3 replies on “Narcissism and Leadership“
I like the quote that encourages us to take neither criticsm or praise too seriously. I have done fairly well over the years or learning to take critique with a “grain of salt”, but needed to be reminded that praise should also be accepted with temperance. Great Blog Margaret! Sean H
Point taken, Israel. I’m assuming there is a continuum. I remember “The Guns of Will Sonnet,” too–perhaps “no brag, just fact” is a useful approach, particularly in the church where false humility is often valued highly (another form of excessive interest in appearance, perhaps?).

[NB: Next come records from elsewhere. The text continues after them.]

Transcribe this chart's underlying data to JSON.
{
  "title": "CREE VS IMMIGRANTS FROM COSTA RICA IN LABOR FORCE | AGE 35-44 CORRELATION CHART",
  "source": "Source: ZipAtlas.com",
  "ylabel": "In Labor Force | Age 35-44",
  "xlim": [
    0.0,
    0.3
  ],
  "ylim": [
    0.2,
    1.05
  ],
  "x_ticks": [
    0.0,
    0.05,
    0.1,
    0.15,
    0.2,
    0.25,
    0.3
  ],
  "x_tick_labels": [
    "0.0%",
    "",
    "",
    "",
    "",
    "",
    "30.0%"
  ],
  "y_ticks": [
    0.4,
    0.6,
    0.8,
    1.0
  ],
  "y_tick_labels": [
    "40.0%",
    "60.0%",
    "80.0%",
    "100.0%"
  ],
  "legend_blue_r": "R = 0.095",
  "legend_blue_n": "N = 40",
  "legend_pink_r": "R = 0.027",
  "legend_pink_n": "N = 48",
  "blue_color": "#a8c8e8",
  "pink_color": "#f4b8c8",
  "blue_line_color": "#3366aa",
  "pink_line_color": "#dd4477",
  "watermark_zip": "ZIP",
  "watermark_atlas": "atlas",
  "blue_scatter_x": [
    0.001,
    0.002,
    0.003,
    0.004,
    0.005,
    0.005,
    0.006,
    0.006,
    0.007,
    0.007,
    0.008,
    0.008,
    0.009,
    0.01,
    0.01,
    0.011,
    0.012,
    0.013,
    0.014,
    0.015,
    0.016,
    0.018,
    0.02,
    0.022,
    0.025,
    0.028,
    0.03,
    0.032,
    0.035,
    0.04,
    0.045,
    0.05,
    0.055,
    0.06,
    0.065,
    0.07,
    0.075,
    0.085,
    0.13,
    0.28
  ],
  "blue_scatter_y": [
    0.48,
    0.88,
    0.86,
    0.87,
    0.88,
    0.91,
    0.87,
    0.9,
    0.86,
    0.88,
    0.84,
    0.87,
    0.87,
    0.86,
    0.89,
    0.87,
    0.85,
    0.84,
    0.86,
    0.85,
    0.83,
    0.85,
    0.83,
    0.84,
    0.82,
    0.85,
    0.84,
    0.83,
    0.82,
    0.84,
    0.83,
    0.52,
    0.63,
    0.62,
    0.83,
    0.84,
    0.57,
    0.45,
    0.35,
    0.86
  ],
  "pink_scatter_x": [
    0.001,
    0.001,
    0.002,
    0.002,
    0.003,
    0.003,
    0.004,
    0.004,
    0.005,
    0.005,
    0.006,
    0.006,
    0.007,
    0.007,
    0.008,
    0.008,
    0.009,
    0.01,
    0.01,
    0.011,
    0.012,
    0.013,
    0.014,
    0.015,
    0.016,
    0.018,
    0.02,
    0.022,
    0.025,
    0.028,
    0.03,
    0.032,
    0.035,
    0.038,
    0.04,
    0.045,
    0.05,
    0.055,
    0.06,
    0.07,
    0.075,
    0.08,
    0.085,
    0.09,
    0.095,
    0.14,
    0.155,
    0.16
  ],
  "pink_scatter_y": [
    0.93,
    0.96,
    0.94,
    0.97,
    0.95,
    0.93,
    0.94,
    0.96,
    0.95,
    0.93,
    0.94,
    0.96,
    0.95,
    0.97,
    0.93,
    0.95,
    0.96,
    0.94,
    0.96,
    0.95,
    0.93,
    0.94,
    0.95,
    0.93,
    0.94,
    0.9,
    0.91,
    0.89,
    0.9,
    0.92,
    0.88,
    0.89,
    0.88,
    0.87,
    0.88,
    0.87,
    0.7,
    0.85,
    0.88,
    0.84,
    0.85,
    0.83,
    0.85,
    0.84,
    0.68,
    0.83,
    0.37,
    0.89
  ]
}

Given that the qualifier for narcissism is “excessive” self-love and “excessive” interest in appearance, I’d have to say that the term is probably not the best to use for the kind of stance advocated. Narcissism suggests a self-concept disconnected from reality. And while we all tend to have an unrealistic perception of self to some extent or the other, I’d say narcissism would be off the scale of the norm, or healthy. “Adaptive narcissism” is a nice literary hook, but I don’t find it too helpful.
Many years ago I enjoyed a TV show titled “The Guns of Will Sonnet” (it ran from 1967-1969). It was a journey saga involving a father and his grandson searching for the senior’s lost son. The father (played by a grizzled Walter Brennan) would often have occasion to say, “I’m the fastest gun in the West. No brag, just fact.” I suspect that stance and unapologetic self-definition is more in keeping with strong, self-assured leadership than a narcissistic one.